See them live in Los Angeles, February 19th – The Theatre At The Ace Hotel – Tickets Here
About Watchhouse
By the time 2019 came to its fitful end, Andrew Marlin knew he was tired of touring. He was grateful, of course, for the ascendancy of Mandolin Orange, the duo he’d cofounded in North Carolina with fiddler Emily Frantz exactly a decade earlier. With time, they had become new flagbearers of the contemporary folk world, sweetly singing soft songs about the hardest parts of our lives, both as people and as a people. Their rise—particularly crowds that grew first to fill small dives, then the Ryman, then amphitheaters the size of Red Rocks—humbled Emily and Andrew, who became parents to Ruby late in 2018. They’d made a life of this.
Still, every night, Andrew especially was paid to relive a lifetime of grievances and griefs onstage. After 2019’s Tides of a Teardrop, a tender accounting of his mother’s early death, the process became evermore arduous, even exhausting. What’s more, those tunes—and the band’s entire catalogue, really—conflicted with the name Mandolin Orange, an early-20s holdover that never quite comported with the music they made. Nightly soundchecks, at least, provided temporary relief, as the band worked through a batch of guarded but hopeful songs written just after Ruby’s birth. They offered a new way to think about an established act.
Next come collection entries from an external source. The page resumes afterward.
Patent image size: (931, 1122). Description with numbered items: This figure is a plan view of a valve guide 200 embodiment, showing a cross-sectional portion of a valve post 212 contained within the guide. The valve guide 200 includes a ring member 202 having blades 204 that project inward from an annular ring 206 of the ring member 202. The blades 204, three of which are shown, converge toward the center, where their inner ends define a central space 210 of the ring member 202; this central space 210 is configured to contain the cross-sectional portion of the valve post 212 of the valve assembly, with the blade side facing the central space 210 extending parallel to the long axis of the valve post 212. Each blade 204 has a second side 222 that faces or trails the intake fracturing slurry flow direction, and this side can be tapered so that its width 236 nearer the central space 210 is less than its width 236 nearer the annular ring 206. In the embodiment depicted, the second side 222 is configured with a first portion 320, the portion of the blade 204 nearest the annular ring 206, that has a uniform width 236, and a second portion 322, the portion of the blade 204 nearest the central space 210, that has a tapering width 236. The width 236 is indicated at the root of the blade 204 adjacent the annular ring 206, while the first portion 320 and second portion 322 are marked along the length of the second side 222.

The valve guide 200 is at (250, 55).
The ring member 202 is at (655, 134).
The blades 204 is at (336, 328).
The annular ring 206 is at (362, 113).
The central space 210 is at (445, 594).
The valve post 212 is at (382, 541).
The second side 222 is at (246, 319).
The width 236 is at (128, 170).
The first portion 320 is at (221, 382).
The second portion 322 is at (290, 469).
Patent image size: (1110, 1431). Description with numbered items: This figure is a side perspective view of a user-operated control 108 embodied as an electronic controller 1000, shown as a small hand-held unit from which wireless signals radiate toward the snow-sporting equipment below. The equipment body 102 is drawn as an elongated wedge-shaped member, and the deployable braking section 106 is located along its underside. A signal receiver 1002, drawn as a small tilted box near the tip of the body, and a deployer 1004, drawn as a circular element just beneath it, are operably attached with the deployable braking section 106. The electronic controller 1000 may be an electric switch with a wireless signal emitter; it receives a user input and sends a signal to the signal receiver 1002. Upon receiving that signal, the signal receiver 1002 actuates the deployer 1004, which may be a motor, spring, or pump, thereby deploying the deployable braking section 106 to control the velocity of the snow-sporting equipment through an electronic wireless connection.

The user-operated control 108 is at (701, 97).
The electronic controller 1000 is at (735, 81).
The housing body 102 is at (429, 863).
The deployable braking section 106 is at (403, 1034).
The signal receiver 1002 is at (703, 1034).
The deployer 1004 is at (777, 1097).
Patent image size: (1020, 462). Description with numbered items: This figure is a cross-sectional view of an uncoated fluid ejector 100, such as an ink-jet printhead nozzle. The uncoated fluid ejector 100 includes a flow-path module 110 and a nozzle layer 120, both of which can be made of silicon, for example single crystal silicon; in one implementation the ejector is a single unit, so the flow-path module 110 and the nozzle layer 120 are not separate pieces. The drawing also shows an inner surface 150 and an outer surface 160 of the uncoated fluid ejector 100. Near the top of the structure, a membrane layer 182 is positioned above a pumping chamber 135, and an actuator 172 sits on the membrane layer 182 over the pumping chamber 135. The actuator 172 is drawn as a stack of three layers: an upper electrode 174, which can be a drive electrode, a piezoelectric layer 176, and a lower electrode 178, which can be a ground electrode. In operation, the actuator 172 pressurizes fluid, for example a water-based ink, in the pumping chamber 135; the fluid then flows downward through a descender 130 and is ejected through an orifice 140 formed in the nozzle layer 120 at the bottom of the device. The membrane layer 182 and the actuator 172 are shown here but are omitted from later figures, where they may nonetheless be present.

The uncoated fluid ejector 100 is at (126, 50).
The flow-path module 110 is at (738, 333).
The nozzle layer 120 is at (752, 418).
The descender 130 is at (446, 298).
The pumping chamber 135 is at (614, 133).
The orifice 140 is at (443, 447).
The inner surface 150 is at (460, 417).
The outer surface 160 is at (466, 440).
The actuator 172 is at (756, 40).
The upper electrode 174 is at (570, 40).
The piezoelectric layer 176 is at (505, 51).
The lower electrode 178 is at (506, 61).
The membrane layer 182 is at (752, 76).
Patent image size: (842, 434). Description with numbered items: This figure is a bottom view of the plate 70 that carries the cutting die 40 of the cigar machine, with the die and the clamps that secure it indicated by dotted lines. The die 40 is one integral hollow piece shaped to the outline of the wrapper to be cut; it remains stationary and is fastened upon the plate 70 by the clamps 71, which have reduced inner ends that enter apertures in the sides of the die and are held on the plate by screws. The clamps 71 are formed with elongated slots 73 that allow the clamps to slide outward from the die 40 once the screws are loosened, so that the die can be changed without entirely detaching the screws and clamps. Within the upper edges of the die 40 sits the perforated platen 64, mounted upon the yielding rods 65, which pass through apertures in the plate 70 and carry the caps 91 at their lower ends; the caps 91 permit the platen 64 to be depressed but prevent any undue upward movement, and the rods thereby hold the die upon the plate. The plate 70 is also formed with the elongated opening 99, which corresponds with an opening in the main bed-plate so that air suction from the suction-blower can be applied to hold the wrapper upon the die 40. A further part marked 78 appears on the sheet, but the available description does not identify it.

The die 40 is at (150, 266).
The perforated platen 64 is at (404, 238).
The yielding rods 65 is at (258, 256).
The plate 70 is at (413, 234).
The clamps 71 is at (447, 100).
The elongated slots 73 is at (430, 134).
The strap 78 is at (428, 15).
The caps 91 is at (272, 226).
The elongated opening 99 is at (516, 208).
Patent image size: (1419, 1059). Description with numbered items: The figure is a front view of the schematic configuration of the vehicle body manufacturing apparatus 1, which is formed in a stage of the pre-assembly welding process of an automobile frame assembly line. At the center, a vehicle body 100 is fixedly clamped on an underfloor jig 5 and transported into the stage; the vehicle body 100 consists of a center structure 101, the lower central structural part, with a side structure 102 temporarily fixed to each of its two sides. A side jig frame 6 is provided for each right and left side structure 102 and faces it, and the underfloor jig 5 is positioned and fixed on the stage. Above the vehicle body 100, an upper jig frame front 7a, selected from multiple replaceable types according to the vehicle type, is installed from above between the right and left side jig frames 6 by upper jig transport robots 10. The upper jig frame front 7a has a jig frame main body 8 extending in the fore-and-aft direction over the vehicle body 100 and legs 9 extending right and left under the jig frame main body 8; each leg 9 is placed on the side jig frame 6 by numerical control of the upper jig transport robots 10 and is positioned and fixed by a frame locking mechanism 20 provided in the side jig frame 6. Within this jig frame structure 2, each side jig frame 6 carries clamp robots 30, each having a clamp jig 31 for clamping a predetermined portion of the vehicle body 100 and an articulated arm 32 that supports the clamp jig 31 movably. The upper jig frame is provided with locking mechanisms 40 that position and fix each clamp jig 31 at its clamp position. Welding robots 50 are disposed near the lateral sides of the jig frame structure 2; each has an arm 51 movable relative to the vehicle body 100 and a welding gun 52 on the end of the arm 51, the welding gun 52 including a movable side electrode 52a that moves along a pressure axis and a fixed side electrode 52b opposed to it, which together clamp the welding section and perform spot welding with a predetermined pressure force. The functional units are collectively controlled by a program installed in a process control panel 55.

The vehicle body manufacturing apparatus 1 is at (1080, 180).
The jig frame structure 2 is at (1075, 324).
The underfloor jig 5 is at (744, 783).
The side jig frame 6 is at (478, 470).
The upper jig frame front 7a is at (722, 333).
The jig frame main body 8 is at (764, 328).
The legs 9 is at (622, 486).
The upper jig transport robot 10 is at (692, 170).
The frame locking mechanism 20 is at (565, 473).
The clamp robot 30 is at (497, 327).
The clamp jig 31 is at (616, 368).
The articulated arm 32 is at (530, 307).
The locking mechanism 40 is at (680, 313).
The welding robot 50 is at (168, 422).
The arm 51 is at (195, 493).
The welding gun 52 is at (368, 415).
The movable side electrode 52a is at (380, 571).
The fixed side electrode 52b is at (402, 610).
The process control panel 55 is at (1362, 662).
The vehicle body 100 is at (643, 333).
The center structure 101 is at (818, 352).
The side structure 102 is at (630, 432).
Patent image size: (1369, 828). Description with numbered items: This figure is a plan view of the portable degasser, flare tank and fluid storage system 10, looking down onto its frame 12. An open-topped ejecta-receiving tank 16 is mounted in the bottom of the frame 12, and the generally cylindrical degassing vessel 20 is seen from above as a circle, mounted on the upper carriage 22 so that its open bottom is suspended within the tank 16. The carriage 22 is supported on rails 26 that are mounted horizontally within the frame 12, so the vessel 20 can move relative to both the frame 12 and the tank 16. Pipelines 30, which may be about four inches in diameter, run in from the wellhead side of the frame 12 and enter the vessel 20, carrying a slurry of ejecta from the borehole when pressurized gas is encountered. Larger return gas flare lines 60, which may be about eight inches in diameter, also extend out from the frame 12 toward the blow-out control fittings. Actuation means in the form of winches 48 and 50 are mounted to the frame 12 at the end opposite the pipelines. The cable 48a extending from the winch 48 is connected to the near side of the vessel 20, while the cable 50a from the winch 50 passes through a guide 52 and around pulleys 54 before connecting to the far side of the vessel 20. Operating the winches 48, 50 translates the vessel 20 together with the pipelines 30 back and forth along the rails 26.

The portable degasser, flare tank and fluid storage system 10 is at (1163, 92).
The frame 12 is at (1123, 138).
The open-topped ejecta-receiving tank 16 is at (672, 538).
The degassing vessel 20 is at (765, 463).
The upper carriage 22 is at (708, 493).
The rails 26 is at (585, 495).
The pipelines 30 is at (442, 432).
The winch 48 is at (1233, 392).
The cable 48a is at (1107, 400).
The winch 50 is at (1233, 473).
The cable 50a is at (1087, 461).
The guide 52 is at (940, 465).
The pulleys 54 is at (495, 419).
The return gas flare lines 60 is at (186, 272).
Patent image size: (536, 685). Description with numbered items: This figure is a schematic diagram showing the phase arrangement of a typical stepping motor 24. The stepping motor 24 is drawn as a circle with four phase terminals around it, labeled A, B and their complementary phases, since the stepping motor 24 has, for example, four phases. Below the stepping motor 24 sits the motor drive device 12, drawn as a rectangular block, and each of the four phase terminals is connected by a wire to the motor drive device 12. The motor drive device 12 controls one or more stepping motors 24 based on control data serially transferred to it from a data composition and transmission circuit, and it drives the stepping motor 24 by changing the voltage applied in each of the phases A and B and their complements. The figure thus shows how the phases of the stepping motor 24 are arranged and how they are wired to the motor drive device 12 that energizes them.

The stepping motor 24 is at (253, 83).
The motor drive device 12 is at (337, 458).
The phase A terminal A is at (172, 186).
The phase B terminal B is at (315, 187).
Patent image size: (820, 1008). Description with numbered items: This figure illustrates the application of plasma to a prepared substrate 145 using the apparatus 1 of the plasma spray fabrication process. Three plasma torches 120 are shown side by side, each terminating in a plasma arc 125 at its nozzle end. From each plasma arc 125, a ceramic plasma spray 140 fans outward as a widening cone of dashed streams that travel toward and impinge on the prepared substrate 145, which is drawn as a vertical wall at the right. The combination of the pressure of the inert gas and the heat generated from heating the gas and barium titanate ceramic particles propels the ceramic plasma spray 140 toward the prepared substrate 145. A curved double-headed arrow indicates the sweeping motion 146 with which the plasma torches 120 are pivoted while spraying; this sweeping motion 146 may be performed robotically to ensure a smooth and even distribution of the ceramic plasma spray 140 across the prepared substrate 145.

Those tunes are now Watchhouse, which would have been Mandolin Orange’s sixth album but is instead their first also under the name Watchhouse, a moniker inspired by Marlin’s place of childhood solace. The name, like the new record itself, represents their reinvention as a band at the regenerative edges of subtly experimental folk-rock. Challenging as they are charming, and an inspired search for personal and political goodness, these nine songs offer welcome lessons about what any of us might become when the night begins to break.
“We’re different people than when we started this band,” Marlin says, reflecting on all these shifts. “We’re setting new intentions, taking control of this thing again.”